Thursday, December 13

going and gone

I have chiseled the last week of the semester away into a hundred pages of sifted word-processor-dust (like sawdust, only more metaphysical, you know?). the grading is finished (mostly) and all my papers are turned in, and.... it doesn't feel like an ending. it just feels like now.

and now is everything, really. that is the extent of the time I have power over. and now, just for fun and randomness, here are a few re-mushed, re-skewed, re-uncapitalized excerpts from some of my rhetorical theory musings in 5361:
of course things and space and even time do have boundaries, even if Foucault wishes “there would be no beginning” and discourse could be “like a calm, deep transparence, infinitely open” (in Bizzell and Herzberg again, page 1460). to deal in useful terms with anything, we have to describe it and put boxes around it, but I think what these postmodernists want us to recognize is that the boundaries are man-made. we control them. maybe in recognizing that we can control them better.

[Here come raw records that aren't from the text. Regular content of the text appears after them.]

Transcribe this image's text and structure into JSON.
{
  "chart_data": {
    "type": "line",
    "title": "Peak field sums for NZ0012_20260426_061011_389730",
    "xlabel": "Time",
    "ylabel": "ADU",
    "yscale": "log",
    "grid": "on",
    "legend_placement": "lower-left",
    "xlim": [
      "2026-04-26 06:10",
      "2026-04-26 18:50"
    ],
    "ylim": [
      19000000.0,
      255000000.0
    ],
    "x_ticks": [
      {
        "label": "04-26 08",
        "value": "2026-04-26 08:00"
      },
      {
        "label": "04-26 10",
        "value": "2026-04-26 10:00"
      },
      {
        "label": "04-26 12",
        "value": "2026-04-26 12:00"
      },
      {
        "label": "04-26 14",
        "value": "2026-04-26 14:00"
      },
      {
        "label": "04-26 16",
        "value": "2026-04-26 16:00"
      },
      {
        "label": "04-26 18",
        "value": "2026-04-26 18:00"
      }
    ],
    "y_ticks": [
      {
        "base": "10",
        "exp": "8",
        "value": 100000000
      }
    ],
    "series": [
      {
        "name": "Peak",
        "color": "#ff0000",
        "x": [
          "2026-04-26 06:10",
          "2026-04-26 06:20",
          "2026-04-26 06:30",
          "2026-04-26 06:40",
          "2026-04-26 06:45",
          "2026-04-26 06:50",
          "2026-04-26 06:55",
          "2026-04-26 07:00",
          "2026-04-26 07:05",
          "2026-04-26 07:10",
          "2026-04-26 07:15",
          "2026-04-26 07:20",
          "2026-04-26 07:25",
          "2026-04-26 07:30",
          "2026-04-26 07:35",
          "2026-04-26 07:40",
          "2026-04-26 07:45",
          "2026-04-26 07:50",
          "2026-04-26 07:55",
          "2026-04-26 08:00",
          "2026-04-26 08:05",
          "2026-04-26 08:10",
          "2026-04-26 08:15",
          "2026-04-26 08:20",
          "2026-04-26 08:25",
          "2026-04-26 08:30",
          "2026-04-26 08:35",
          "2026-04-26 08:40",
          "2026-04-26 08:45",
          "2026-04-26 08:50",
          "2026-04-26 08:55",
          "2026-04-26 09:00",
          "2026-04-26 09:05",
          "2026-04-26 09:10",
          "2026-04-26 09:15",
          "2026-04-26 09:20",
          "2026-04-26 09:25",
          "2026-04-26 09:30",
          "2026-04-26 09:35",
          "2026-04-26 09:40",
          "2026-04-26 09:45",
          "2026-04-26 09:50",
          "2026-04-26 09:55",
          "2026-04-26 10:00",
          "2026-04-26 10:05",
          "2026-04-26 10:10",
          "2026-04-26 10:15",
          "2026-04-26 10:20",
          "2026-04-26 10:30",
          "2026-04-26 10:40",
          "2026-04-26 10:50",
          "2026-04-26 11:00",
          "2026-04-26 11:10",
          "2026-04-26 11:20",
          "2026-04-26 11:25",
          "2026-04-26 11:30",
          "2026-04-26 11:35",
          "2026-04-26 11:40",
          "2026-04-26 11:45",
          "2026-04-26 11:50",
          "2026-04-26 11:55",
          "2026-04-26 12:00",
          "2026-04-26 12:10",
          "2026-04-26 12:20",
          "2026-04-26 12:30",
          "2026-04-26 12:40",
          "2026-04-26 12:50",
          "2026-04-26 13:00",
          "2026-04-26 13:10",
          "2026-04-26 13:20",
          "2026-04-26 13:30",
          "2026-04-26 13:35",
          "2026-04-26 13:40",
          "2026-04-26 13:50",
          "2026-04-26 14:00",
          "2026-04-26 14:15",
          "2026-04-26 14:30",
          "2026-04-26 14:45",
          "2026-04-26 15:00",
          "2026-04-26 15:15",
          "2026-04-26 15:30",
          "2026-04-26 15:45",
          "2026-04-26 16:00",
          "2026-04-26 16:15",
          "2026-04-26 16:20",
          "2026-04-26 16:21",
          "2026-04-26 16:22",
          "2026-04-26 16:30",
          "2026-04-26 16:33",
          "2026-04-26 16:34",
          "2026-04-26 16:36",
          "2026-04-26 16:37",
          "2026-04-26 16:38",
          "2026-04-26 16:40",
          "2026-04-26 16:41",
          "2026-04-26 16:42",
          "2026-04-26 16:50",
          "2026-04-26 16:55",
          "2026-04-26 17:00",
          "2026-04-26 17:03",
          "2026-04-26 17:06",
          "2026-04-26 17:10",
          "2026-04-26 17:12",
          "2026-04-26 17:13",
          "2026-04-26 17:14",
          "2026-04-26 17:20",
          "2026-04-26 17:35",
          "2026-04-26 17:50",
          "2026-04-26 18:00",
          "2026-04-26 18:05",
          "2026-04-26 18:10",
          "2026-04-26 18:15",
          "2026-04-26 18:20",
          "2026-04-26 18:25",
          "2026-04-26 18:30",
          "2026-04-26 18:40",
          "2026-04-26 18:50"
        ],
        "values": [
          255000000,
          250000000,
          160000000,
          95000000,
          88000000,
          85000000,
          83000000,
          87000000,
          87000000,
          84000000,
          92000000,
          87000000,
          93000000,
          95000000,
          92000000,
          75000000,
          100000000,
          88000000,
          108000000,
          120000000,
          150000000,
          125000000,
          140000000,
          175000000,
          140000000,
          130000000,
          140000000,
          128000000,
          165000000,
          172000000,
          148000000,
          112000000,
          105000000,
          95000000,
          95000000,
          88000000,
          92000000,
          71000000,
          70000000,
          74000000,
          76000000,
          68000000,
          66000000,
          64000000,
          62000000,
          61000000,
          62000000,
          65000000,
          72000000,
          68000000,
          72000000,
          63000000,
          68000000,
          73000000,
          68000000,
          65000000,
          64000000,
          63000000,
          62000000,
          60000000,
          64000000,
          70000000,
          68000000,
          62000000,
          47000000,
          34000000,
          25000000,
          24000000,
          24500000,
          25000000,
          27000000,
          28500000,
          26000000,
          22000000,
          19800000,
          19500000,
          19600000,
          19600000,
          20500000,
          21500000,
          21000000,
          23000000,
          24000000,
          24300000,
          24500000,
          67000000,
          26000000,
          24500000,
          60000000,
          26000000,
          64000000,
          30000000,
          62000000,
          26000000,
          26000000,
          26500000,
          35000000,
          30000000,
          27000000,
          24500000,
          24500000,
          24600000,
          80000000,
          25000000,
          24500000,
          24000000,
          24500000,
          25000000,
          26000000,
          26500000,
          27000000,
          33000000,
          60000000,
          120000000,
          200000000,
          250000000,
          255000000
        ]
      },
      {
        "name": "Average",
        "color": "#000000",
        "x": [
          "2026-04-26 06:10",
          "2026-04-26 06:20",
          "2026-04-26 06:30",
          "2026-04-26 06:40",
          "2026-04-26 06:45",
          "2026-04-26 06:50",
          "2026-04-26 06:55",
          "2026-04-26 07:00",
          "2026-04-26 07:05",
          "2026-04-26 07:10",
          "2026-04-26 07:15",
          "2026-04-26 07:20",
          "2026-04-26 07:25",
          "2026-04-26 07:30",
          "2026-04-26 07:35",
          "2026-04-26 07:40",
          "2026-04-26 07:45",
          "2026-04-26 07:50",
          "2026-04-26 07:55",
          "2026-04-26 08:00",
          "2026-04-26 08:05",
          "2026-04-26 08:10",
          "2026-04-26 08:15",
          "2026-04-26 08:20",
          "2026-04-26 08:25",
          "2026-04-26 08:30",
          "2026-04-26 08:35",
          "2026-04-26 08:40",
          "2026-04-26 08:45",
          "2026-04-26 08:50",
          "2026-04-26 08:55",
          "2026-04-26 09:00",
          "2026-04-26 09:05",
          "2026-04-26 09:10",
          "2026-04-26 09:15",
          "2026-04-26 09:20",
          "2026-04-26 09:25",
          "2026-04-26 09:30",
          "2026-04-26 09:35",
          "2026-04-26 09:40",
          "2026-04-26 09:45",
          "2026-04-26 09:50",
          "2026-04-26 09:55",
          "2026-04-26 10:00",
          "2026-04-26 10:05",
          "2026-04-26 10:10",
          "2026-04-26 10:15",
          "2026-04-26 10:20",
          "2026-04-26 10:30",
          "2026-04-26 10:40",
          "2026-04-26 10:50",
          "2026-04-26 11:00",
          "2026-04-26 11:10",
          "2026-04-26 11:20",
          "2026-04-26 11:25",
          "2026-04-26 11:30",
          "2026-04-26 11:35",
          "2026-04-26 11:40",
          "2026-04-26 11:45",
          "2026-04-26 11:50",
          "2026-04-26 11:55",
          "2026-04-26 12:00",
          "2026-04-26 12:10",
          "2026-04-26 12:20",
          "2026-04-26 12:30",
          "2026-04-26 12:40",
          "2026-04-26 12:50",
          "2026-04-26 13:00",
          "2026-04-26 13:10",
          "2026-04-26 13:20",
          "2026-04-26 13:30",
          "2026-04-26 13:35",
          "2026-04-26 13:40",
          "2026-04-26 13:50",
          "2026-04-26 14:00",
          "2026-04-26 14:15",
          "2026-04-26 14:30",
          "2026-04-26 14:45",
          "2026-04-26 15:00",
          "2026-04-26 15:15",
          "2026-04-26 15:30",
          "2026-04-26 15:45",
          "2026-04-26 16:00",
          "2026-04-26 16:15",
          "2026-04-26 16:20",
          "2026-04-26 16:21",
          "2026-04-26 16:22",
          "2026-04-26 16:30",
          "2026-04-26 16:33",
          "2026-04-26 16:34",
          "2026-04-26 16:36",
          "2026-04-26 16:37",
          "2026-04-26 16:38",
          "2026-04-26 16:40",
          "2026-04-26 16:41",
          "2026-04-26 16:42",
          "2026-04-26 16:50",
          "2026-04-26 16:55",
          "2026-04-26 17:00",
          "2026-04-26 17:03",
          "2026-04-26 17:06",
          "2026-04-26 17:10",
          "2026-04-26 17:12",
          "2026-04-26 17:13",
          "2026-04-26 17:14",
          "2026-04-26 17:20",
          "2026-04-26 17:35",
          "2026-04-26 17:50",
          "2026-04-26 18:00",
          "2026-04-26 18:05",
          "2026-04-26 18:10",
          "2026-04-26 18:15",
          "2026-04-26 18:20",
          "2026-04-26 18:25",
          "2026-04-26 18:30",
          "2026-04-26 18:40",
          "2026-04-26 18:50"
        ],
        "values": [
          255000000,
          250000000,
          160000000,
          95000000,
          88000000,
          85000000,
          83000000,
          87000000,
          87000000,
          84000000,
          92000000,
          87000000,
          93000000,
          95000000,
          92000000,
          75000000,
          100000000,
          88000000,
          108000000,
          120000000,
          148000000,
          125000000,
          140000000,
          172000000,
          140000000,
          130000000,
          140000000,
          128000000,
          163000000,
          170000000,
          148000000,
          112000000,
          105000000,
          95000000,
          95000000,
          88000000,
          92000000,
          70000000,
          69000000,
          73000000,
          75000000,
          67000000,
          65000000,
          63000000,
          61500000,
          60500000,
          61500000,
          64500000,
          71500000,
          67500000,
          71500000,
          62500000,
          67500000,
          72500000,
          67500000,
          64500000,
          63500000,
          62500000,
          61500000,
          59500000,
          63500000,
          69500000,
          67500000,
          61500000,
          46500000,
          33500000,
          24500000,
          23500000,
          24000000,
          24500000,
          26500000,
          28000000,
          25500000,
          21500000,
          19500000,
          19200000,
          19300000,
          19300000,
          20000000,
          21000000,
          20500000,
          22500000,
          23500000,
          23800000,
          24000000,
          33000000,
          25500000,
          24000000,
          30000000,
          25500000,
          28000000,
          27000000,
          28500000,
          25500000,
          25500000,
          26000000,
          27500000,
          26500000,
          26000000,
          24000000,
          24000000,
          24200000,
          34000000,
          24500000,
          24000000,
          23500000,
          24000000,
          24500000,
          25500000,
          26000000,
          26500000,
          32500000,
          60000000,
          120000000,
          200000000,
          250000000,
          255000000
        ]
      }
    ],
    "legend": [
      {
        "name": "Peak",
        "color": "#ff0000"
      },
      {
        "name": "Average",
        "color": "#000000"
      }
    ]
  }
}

or remove them, if we find that useful. the flexibility of all this potential boundary-less-ness is insanely attractive to me, for some reason.

since communication is a process, not an event, relationships between signs, signifiers, truths, meanings, can potentially be mapped with triangles...why? And it's important to realize that the same words don’t always map to the same meanings. everything can shift--change the substance, the medium, the place, the perspective, or the time--even a little bit--and you have a new, totally different utterance, even if the meaning or the intent or the content is the same for both.
it's cool to think about the interplay between all these possibilities, like a shifting scaffolding of intersections and connections and barely-touching points. We can redraw the lines and distinctions again and again, according to our shifting purposes. maybe this threatens to make meaning completely subjective, hopelessly malleable, and utterly doubtable...

but we can move beyond this useless island of subjectivity to the archipelago of intersubjectivity, if we want. here is a place where all the points of view must work together. as Wayne C. Booth writes, goodness and value “can only be determined in social or potentially social converse with reasonable men, not in private, isolated, “logical” consultation of my atomic self and its wisdom” (1519). one opinion is not enough to make anything happen. for any effective communicative process, we need intersubjectivity, which is yet another of these complicated, never-settled processes. according to Booth, if we see “the world as a collection of self-fulfilling (and hence valuable) processes or ‘procedures of organization,’ [we] can import values back into the domain of knowledge” (1497). processes everywhere. it seems as if there can be no long-term stability. we are all in the middle of some 'era' or 'paradigm' or something. and shouldn't we try to remember that despite the dead, static nature of all that ancient Greek, even Aristotle was in the middle of something, once upon a time?

every perspective is limited, every utterance is mediated. we can't really change that, but we can decide a few things about how our thoughts get mediated--from which window we want to lean, from which camera angle we want to look. it isn't much. or is it? maybe even just that tiny bit of control might make a difference.
{ photos by me, added as part of the re-mushing/re-skewing process. }

2 comments:

Chris said...

Hey, Wayne C. Booth. The Company We Keep, I read and referred to, for my Gibson dissertation.

Amelia Chesley said...

he is (was, I guess) from Utah, which is interesting.